Zum Gottes-Dienst gehören Lobpreis, Dank und Liedgut. Im alten Israel nahmen Psalmgesänge einen wichtigen Platz im Gottesdienst ein, Lobgesänge instrumental mit Harfenspiel, Flöten oder Posaunen zu begleiten.
Bereits im Altertum ist die Orgel bekannt. Heute gehört praktisch zu jeder Kirche eine
Orgel. Und wo das Geld nicht ausreicht, da fängt man klein an. So war es auch bei uns in
der Peter und Paul-Kirche in Leinfelden. Am 14. Dezember 1896 fasste der
Kirchengemeinderat folgenden Beschluss:
Der Kirchengemeinderat ist versammelt, um einen Beschluß über die Vergebung der Orgel
herbeizuführen. Der Vorsitzende erstattet Bericht über die eingelaufenen Angebote. Es
liegen zwei vor. Eines von Weigle in Echterdingen und eines von Walker in Ludwigsburg. Die
von Walker vorgesehene, unserem Vorschlag entsprechende Orgel um 1.987 Mk. mit 5 Registern
erscheint uns zu klein. Dagegen erbietet sich Weigle, um 2.000 Mk. uns eine hübsche Orgel
mit 6 Registern zu liefern. Da das Angebot der Fa. Weigle in jeder Beziehung als das Beste
erscheint, so erteilt der K.G.R. einstimmig der Fa. Weigle den Auftrag. Es wird
vertragsgemäß gleich mit diesem Geschäft die Lieferung vereinbart.

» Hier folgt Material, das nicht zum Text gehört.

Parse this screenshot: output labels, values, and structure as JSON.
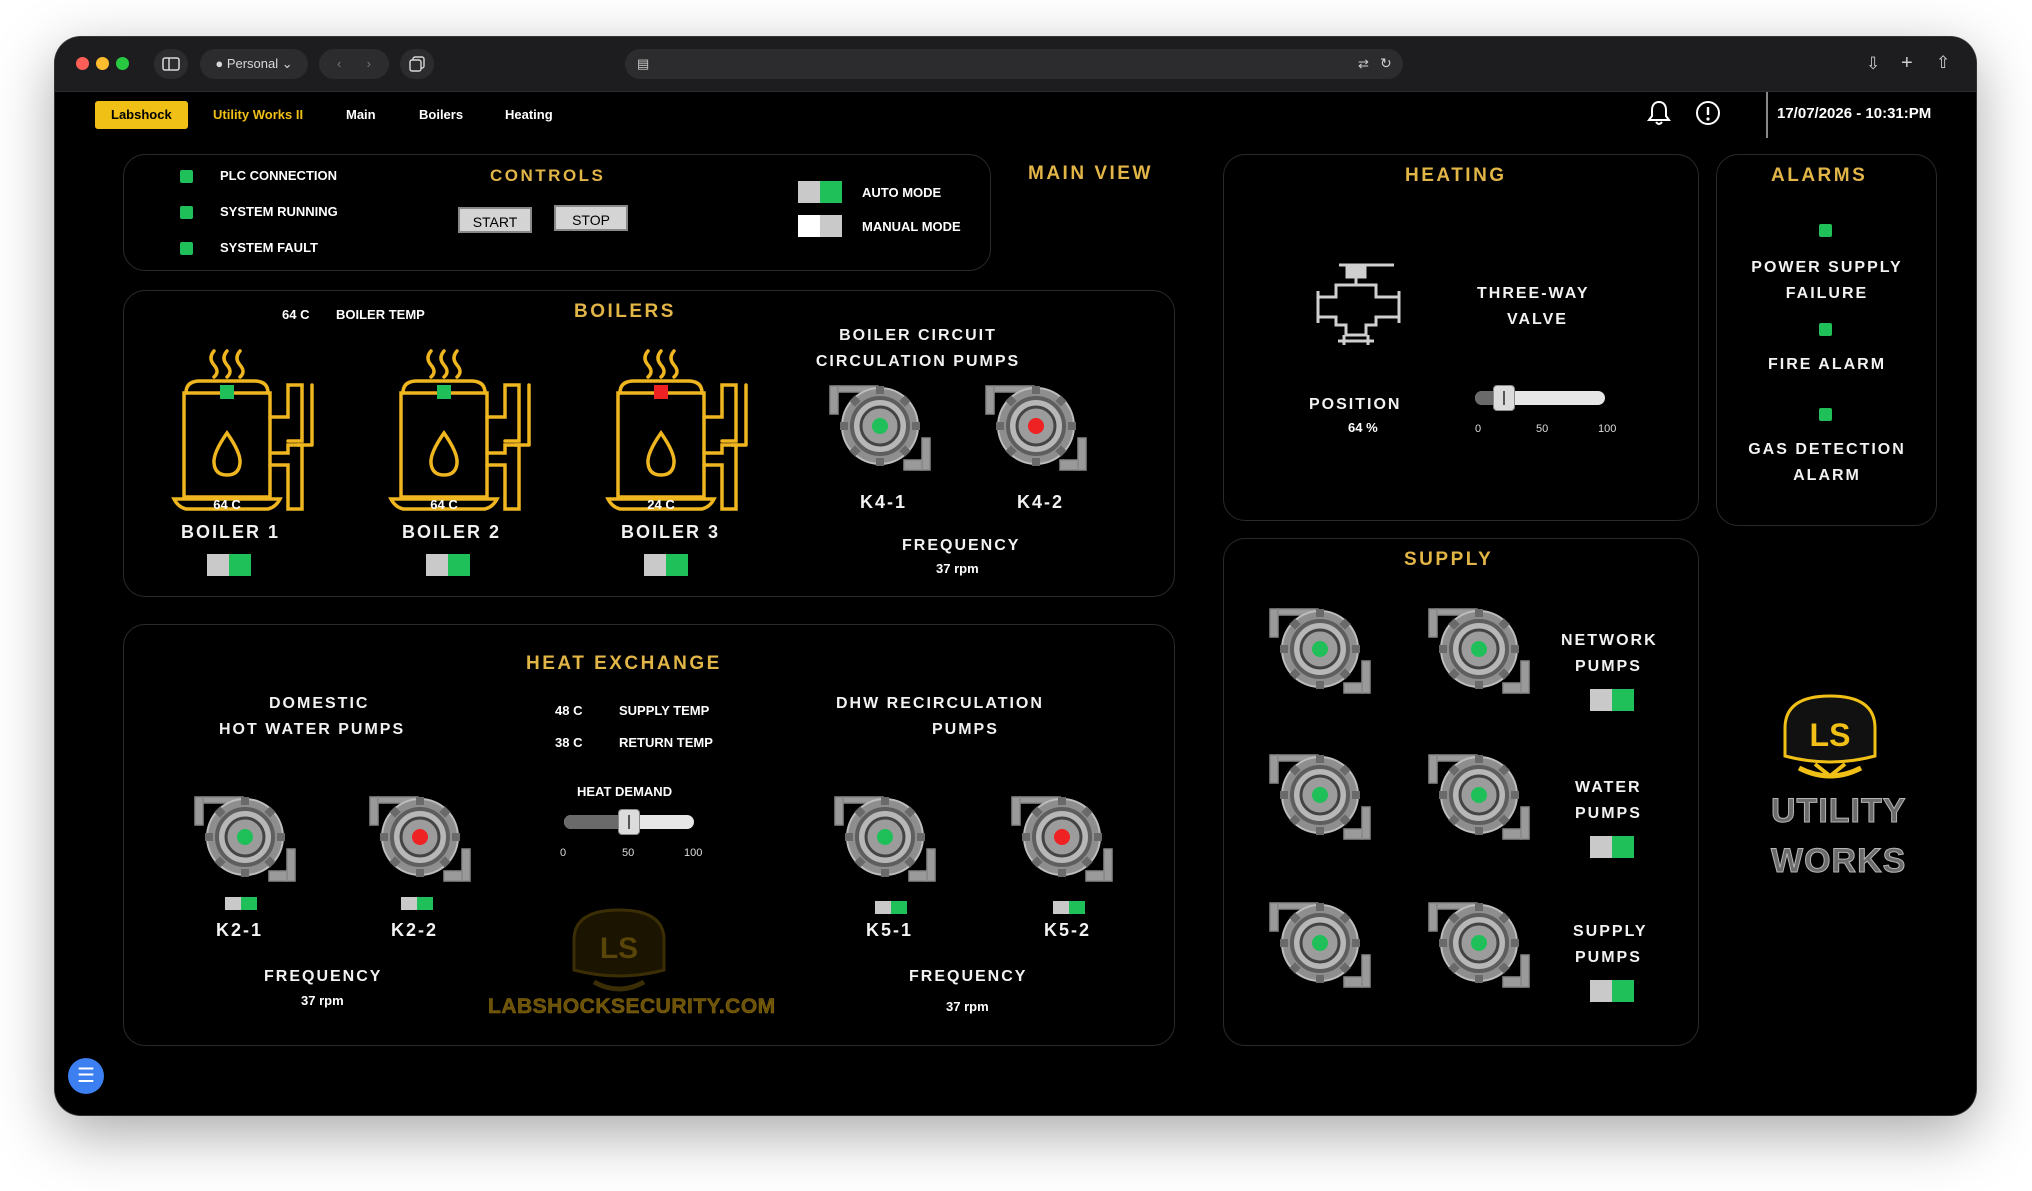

Sechs Register waren keineswegs üppig, aber besser als nur fünf, und schließlich war man bescheiden und dankbar zugleich. Endlich hatte Leinfelden seine neue, eigene Kirche mit Glocken und einer Orgel dazu.
Doch trotz aller Langlebigkeit bei bester handwerklicher Verarbeitung ist auch eine
Orgel kein Instrument für die Ewigkeit. Nach knapp siebzig Jahren lesen wir im
Protokollbuch zur Sitzung des Kirchengemeinderates vom 4. Februar 1969 unter Punkt 5:
Der Vorsitzende berichtet, dass sich nach Prüfung der immer wieder versagenden Orgel in
der Kirche in Leinfelden durch einen Sachverständigen und Bezirkskantor Kübler ergeben
habe, dass diese nicht mehr zu reparieren bzw. eine Reparatur unrentabel sei. Man müsse
an eine Neuanschaffung denken.
Nach Einholung von Angeboten entschied sich der Kirchengemeinderat am 5. März 1969 für den Kauf einer Kleinorgel der Orgelbaufirma Walcker zum Festpreis von DM 19.300,-. Diese Orgel hat uns dann über 20 Jahre gute Dienste geleistet.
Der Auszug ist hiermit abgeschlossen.